On cue, the present girlfriend proceeds to evoke the ex-girlfriend’s name every time she feels inadequate, angry or defensive. He then tells her to take a deep breath and count to ten, stating in no uncertain terms that whatever issue present girlfriend is feeling has nothing to do with whatever went on with the former Mrs. Almost. From that moment on the ex—despite body build—is the elephant in the room…hardly ever spoke of, but an ominous presence nonetheless.

But Melissa was rolling now. She wanted to know how Miles became who he was and more importantly, who may have helped shape that fragile mold.

The old saying is that with every goodbye, you learn. But Melissa only wanted to learn what made a relationship end when it came to Miles’ thought process. In short, she needed to know where the sensitive land mines were in his head, what mistakes to avoid and where his baggage came from.

“OK, her name was Elizabeth,” Miles slowly explained as if talking to a four-year-old. We met through mutual friends. Things were fine for the first few months but then her ex-boyfriend, whom she oddly stayed friends with, was popping up in too many conversations and he seemed to conveniently be at too many places we hung out at.”

His face pained like trying to hold in a fart on an elevator with his boss on board. “They always made a point to never touch each other when around me, you know? Never a hug hello or peck on the cheek goodbye. If he called, and sometimes it would be after 11, she would look at her phone, roll her eyes that it was him, and let it go to voice mail. It seemed like she was trying to make things look too platonic between them, and those contrived mannerisms felt even worse to me than if they still flirted once in awhile.”

“Did they go back to each other?” Melissa asked.

“Right after we broke up? No,” replied Miles. “But they are back together now. That news was the most unsurprising thing I ever heard. My only question to her was, ‘What took you so long?’”

Melissa could see the combination of ire and perplexity in Miles’ eyes when telling the story, but before she could feel remorse for making him feel that way, he flippantly uttered—no, chuckled—the type of statement one should never be flippant about around a current girlfriend when talking about an ex:

“Well, at least the sex was good.”

Melissa quickly went from repentant to repulsion. “How could he just brazenly mention something like that?” she thought. “And what exactly was he trying to say? That sex between them—Melissa and Miles, supercouple—wasn’t good, or as good? When he is climaxing with her looking down on him, who is he thinking of when he makes that nonsensical look she used to think was cute?”

Because of what ostensibly was an innocuous inquiry, these questions were now ones flashing like a neon sign on the elephant in the living room. Melissa knew that she had no one to blame but herself for feeling this way because she broached the subject, but curiosity is a funny thing. A quote from the Scottish actor Gerard Butler says it best:

“If you just tell the story of what the story’s about, then it sparks curiosity, but I think it also arouses suspicion, as you say, that can be overly sentimental.”

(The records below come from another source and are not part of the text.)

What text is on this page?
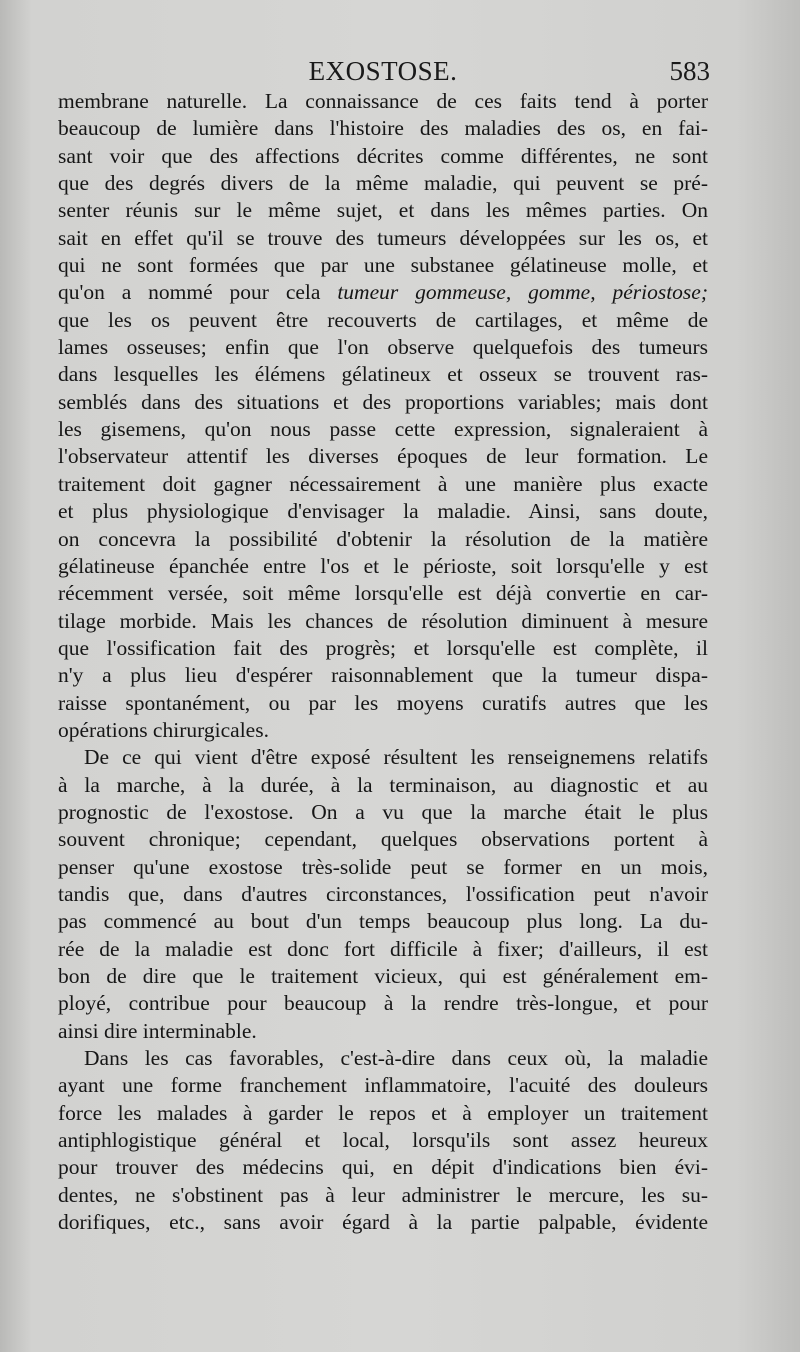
EXOSTOSE.	583
membrane naturelle. La connaissance de ces faits tend à porter
beaucoup de lumière dans l'histoire des maladies des os, en fai-
sant voir que des affections décrites comme différentes, ne sont
que des degrés divers de la même maladie, qui peuvent se pré-
senter réunis sur le même sujet, et dans les mêmes parties. On
sait en effet qu'il se trouve des tumeurs développées sur les os, et
qui ne sont formées que par une substanee gélatineuse molle, et
qu'on a nommé pour cela tumeur gommeuse, gomme, périostose;
que les os peuvent être recouverts de cartilages, et même de
lames osseuses; enfin que l'on observe quelquefois des tumeurs
dans lesquelles les élémens gélatineux et osseux se trouvent ras-
semblés dans des situations et des proportions variables; mais dont
les gisemens, qu'on nous passe cette expression, signaleraient à
l'observateur attentif les diverses époques de leur formation. Le
traitement doit gagner nécessairement à une manière plus exacte
et plus physiologique d'envisager la maladie. Ainsi, sans doute,
on concevra la possibilité d'obtenir la résolution de la matière
gélatineuse épanchée entre l'os et le périoste, soit lorsqu'elle y est
récemment versée, soit même lorsqu'elle est déjà convertie en car-
tilage morbide. Mais les chances de résolution diminuent à mesure
que l'ossification fait des progrès; et lorsqu'elle est complète, il
n'y a plus lieu d'espérer raisonnablement que la tumeur dispa-
raisse spontanément, ou par les moyens curatifs autres que les
opérations chirurgicales.
De ce qui vient d'être exposé résultent les renseignemens relatifs
à la marche, à la durée, à la terminaison, au diagnostic et au
prognostic de l'exostose. On a vu que la marche était le plus
souvent chronique; cependant, quelques observations portent à
penser qu'une exostose très-solide peut se former en un mois,
tandis que, dans d'autres circonstances, l'ossification peut n'avoir
pas commencé au bout d'un temps beaucoup plus long. La du-
rée de la maladie est donc fort difficile à fixer; d'ailleurs, il est
bon de dire que le traitement vicieux, qui est généralement em-
ployé, contribue pour beaucoup à la rendre très-longue, et pour
ainsi dire interminable.
Dans les cas favorables, c'est-à-dire dans ceux où, la maladie
ayant une forme franchement inflammatoire, l'acuité des douleurs
force les malades à garder le repos et à employer un traitement
antiphlogistique général et local, lorsqu'ils sont assez heureux
pour trouver des médecins qui, en dépit d'indications bien évi-
dentes, ne s'obstinent pas à leur administrer le mercure, les su-
dorifiques, etc., sans avoir égard à la partie palpable, évidente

Jealousy is a powerful thing. And those powerful emotions are only exacerbated when it involves the verboten subjects such as an ex’s clothes, physique, happiness or pleasures of any sort. You may think you’re being honest when talking about past love, but in this case, taking the 5th amendment is not only encouraged, it is mandatory.

Do you think Brad talks to Angelina about Jenny A?

I don’t think so…

Later that night, Melissa and Miles climbed into bed, mentally exhausted by re-living a past that would periodically haunt Melissa and annoy Miles.

As they both stared at the ceiling with Christmas lights flicking through their Hoboken apartment window, each wondered if the grass really is always greener…if the good ‘ol days are always remembered in a more positive light than they actually were.

The lesson: When it comes to ex-anything, it’s always wise to let sleeping dogs, or elephants, lie.